El caso de Smith resalta un problema más amplio relacionado con el envejecimiento de la población carcelaria en EE.UU. La doctora Stephanie Prost, experta en adultos mayores en entornos penitenciarios, destaca que este fenómeno no es exclusivo de Estados Unidos, sino que también afecta a países como Australia e Inglaterra. Según un estudio reciente, el número de prisioneros mayores de 55 años se incrementó casi un 400% entre 1991 y 2021.

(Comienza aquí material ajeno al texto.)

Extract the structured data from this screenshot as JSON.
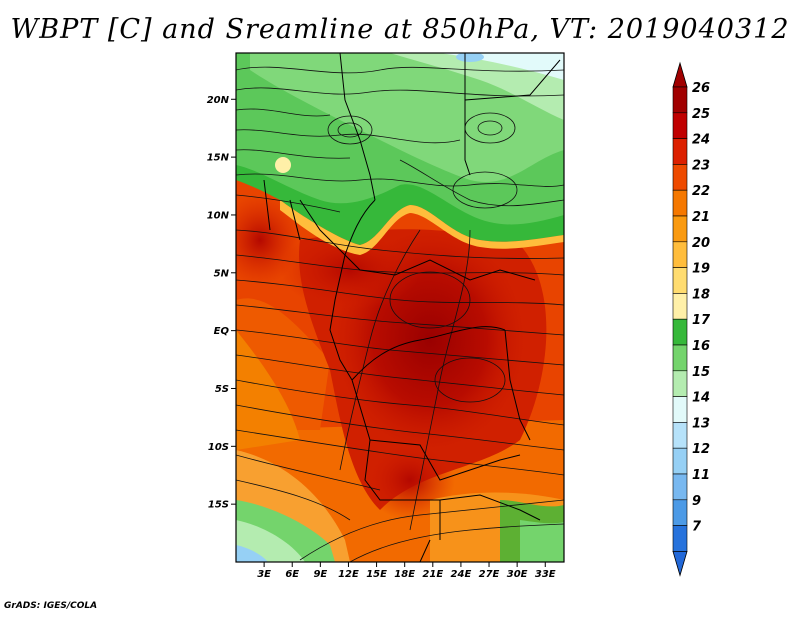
{
  "title": "WBPT [C] and Sreamline at 850hPa, VT: 2019040312",
  "credit": "GrADS: IGES/COLA",
  "map": {
    "lon_range": [
      0,
      35
    ],
    "lat_range": [
      -20,
      24
    ],
    "lat_ticks": [
      {
        "label": "20N",
        "value": 20
      },
      {
        "label": "15N",
        "value": 15
      },
      {
        "label": "10N",
        "value": 10
      },
      {
        "label": "5N",
        "value": 5
      },
      {
        "label": "EQ",
        "value": 0
      },
      {
        "label": "5S",
        "value": -5
      },
      {
        "label": "10S",
        "value": -10
      },
      {
        "label": "15S",
        "value": -15
      }
    ],
    "lon_ticks": [
      {
        "label": "3E",
        "value": 3
      },
      {
        "label": "6E",
        "value": 6
      },
      {
        "label": "9E",
        "value": 9
      },
      {
        "label": "12E",
        "value": 12
      },
      {
        "label": "15E",
        "value": 15
      },
      {
        "label": "18E",
        "value": 18
      },
      {
        "label": "21E",
        "value": 21
      },
      {
        "label": "24E",
        "value": 24
      },
      {
        "label": "27E",
        "value": 27
      },
      {
        "label": "30E",
        "value": 30
      },
      {
        "label": "33E",
        "value": 33
      }
    ]
  },
  "colorbar": {
    "levels": [
      {
        "label": "26",
        "color": "#a00000"
      },
      {
        "label": "25",
        "color": "#c00000"
      },
      {
        "label": "24",
        "color": "#dc2000"
      },
      {
        "label": "23",
        "color": "#ee4a00"
      },
      {
        "label": "22",
        "color": "#f57800"
      },
      {
        "label": "21",
        "color": "#fa9a10"
      },
      {
        "label": "20",
        "color": "#ffbd3c"
      },
      {
        "label": "19",
        "color": "#ffdc70"
      },
      {
        "label": "18",
        "color": "#fff0a8"
      },
      {
        "label": "17",
        "color": "#36b83a"
      },
      {
        "label": "16",
        "color": "#74d46c"
      },
      {
        "label": "15",
        "color": "#b4ecb0"
      },
      {
        "label": "14",
        "color": "#e2fafa"
      },
      {
        "label": "13",
        "color": "#b6e2fa"
      },
      {
        "label": "12",
        "color": "#96d0f5"
      },
      {
        "label": "11",
        "color": "#78b8f0"
      },
      {
        "label": "9",
        "color": "#4c9ae6"
      },
      {
        "label": "7",
        "color": "#2672dc"
      }
    ],
    "top_color": "#a00000",
    "bottom_color": "#2268d8"
  }
}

Iniciativas para el cuidado de reclusos mayores

Con el aumento de reclusos ancianos, surge la necesidad de enfoques como el «desencarcelamiento inteligente», que considera la salud y el bienestar de estos individuos. Esto incluye la liberación por razones humanitarias y la posibilidad de libertad condicional para aquellos con problemas médicos graves.

Smith fue uno de los primeros prisioneros en recibir atención médica a través del programa MissionCare Health, diseñado para atender a personas privadas de libertad. Pasó sus últimos años en un centro de enfermería donde tuvo cuidado especializado. Su portavoz, David Skoczulek, comentó que falleció serenamente mientras dormía.

Una muerte digna

A pesar de la limitada participación de su familia en sus últimos días, el hogar de cuidados se aseguró de que su fallecimiento fuera adecuado y respetuoso. Skoczulek subrayó que, aunque Smith había sido encarcelado durante mucho tiempo, su muerte se debió a causas naturales asociadas a la vejez.

En un contexto en el que el encarcelamiento puede llevar a un «envejecimiento acelerado», Smith enfrentaba problemas de salud propios de su edad, incluida demencia, aunque no se confirmó este diagnóstico específico. A lo largo de su vida, Smith había rechazado varias oportunidades de libertad condicional hasta que finalmente en 2020 se le concedió la libertad condicional supervisada.

El caso de Francis Clifford Smith es un recordatorio de las complicaciones del sistema penal y la vulnerabilidad de los reclusos mayores, así como de la necesidad urgente de adaptaciones y cambios en cómo se maneja la población carcelaria en EE.UU.